Media channels, such as audio and video channels, have long been transmitted using application specific cables. More recently, media signals have been transmitted on computer based networks using protocols such as unicast or multicast. Unicast is a method of sending data packets on a computer network to a single destination. Multicast is a protocol for efficiently sending data streams to multiple receivers at the same time on TCP/IP networks by use of a multicast address.

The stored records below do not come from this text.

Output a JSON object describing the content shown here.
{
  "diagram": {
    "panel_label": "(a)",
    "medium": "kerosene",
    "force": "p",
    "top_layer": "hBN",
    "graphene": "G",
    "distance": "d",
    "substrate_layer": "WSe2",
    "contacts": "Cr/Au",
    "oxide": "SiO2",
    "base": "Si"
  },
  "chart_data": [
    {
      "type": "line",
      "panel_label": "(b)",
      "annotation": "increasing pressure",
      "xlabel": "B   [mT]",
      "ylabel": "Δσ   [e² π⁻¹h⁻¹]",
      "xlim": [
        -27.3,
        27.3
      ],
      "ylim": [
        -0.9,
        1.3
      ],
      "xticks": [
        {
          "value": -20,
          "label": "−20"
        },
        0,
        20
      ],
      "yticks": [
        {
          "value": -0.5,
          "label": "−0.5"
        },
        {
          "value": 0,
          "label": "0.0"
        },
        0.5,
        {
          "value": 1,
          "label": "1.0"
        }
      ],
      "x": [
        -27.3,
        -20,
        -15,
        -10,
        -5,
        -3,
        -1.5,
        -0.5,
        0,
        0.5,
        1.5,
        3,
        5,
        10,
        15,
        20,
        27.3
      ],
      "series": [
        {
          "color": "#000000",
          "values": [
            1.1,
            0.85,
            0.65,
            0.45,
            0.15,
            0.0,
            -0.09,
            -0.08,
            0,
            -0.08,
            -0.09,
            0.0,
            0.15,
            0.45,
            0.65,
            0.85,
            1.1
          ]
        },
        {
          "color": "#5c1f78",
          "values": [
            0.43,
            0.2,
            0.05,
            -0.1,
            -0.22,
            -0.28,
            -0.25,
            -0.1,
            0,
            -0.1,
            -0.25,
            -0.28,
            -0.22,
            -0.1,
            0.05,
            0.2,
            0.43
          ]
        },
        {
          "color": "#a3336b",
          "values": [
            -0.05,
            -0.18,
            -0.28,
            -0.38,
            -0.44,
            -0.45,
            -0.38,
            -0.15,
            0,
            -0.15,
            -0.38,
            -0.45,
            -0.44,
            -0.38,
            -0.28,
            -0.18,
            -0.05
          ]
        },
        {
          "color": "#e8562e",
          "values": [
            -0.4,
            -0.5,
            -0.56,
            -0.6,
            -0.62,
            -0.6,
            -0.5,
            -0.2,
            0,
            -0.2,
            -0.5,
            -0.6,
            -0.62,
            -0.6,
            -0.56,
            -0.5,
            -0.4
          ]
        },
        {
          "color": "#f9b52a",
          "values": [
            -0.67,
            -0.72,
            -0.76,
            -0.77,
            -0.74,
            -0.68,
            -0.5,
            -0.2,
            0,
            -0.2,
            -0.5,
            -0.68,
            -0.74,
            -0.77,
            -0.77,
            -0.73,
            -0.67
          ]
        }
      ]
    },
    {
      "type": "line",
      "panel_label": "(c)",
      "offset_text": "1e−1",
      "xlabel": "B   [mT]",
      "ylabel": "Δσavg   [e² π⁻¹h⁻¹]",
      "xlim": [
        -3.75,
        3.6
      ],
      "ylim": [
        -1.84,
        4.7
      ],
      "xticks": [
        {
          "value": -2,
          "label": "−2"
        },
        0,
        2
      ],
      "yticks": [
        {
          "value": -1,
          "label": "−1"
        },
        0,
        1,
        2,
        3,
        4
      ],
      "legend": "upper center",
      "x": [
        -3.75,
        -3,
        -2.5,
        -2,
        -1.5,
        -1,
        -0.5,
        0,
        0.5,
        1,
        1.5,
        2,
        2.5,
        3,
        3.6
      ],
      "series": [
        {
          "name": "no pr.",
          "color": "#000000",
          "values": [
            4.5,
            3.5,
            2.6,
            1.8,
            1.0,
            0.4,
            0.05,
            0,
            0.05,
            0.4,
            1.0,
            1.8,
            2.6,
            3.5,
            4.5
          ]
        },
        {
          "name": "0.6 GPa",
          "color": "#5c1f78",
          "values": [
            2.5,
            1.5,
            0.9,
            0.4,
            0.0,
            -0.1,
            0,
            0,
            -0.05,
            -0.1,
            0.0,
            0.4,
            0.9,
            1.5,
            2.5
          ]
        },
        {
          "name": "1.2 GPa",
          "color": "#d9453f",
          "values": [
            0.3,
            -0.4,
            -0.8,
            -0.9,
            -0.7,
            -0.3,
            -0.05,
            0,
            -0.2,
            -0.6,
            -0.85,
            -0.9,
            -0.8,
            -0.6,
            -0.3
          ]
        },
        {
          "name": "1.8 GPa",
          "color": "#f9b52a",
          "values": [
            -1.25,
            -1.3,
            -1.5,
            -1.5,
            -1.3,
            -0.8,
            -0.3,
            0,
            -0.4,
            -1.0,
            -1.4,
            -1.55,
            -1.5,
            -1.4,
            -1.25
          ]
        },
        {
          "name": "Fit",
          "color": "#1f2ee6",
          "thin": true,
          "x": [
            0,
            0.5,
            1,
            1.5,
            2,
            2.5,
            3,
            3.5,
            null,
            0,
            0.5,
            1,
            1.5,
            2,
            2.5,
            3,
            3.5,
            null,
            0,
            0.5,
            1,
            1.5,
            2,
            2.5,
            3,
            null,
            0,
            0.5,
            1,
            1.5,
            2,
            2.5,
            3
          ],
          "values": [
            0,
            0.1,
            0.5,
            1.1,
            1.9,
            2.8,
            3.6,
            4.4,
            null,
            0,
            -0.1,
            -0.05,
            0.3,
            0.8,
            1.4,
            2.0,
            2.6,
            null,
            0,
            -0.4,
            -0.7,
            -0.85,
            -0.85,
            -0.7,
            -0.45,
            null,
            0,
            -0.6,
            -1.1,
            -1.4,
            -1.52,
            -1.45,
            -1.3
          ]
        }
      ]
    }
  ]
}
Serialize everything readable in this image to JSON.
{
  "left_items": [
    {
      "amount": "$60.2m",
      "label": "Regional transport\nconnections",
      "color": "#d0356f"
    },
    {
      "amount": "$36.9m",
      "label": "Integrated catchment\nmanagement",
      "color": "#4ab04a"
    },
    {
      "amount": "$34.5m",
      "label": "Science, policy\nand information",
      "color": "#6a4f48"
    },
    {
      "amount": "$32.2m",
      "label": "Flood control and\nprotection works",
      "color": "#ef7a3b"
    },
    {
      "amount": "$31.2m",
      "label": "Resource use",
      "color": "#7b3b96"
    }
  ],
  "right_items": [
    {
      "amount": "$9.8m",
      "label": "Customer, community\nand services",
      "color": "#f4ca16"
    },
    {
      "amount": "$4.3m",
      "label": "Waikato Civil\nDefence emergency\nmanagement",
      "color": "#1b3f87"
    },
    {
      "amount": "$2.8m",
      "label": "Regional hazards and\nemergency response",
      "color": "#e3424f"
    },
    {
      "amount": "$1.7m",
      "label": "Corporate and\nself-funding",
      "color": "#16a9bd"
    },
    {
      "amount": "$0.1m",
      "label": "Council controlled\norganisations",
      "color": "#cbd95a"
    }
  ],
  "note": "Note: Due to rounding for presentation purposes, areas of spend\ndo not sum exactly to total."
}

FIG. 1 illustrates a block diagram of a basic infrastructure for a unicast data packet transmission over an IP network. As shown, the transmitting device 10 (e.g., a server) can receive an input stream, such as a video stream, and transmit the data stream as a sequence of data packets in a uncast transmission, for example, over one or more networks 30 to a receiving device 20. One technical problem with this type of existing infrastructure is that in many instances, the one or more networks 30 may be unreliable, which leads to at least a portion of the data packets being lost in transmission.
FIG. 2A illustrates a flow diagram for data packets of the conventional infrastructure shown in FIG. 1. Typically, transmitting device 10 (i.e., the “sender”) can transmit data packets using the UDP (“User Datagram Protocol”) protocol. With this protocol, sender 10 can send messages (i.e., “datagrams”) to the receiving device 20 (i.e., the “recipient”) over an IP network. Advantageously, prior communications are not required in order to set up transmission channels or data paths through the IP network. FIG. 2A illustrates a simple case where sender 10 can send a single packet “P” of data (shown as “S1”) to recipient 20. While the UDP protocol provides checksums for data integrity, it has no handshaking dialogues and exposes the data transmission to any unreliability of the IP network. As a result, there is no guarantee of delivery, ordering, or duplicate protection.
Furthermore, the sender 10 may transmit the data packets using the DTLS (“Datagram Transport Layer Security”) communication protocol to provide communications security for the UDP data packets. In this regard, DTLS allows datagram-based applications to communicate in a way that is designed to prevent eavesdropping, tampering, or message forgery. However, the DTLS communication protocol, like UDP, also has to deal with packet reordering, loss of datagrams due to unreliable networks, and the like.
FIG. 2B illustrates a flow diagram of the conventional infrastructure shown in FIG. 1 in which the sender 10 transmits three separate data packets S1, S2 and S3 in sequence. As shown, due to the problems noted above, it is possible that one or more of the data packets (in this case packet S2) is lost during transmission if the underlying IP network is unreliable. As a result, the recipient 20 only receives data packets S1 and S3. Thus, while UDP and DTLS communication protocol provide certain benefits, such as avoiding overhead of processing at the network interface and for time-sensitive applications, these protocols do not have control of datagram delivery, which often results in packet loss in unreliable networks. Moreover, there is no possibility to resend these lost packets using these protocols.
In view of these problems, other protocols and standards have been developed that address the lost packet issue by transmitting a separate packet and/or separate stream to the receiving device. For example, media networks can allow for redundant media packet streams to be transmitted and received, using, for example, the SMPTE 2022-7 communication standard that duplicates the input stream and sends it via two different paths to the destination receiver. However, these technologies are quite complicated and add significant levels of processing and complexity at both the sender 10 and recipient 20.
Accordingly, a system and method is needed for reliably transmitting data using the UDP and DTLS protocols over an otherwise unreliable network.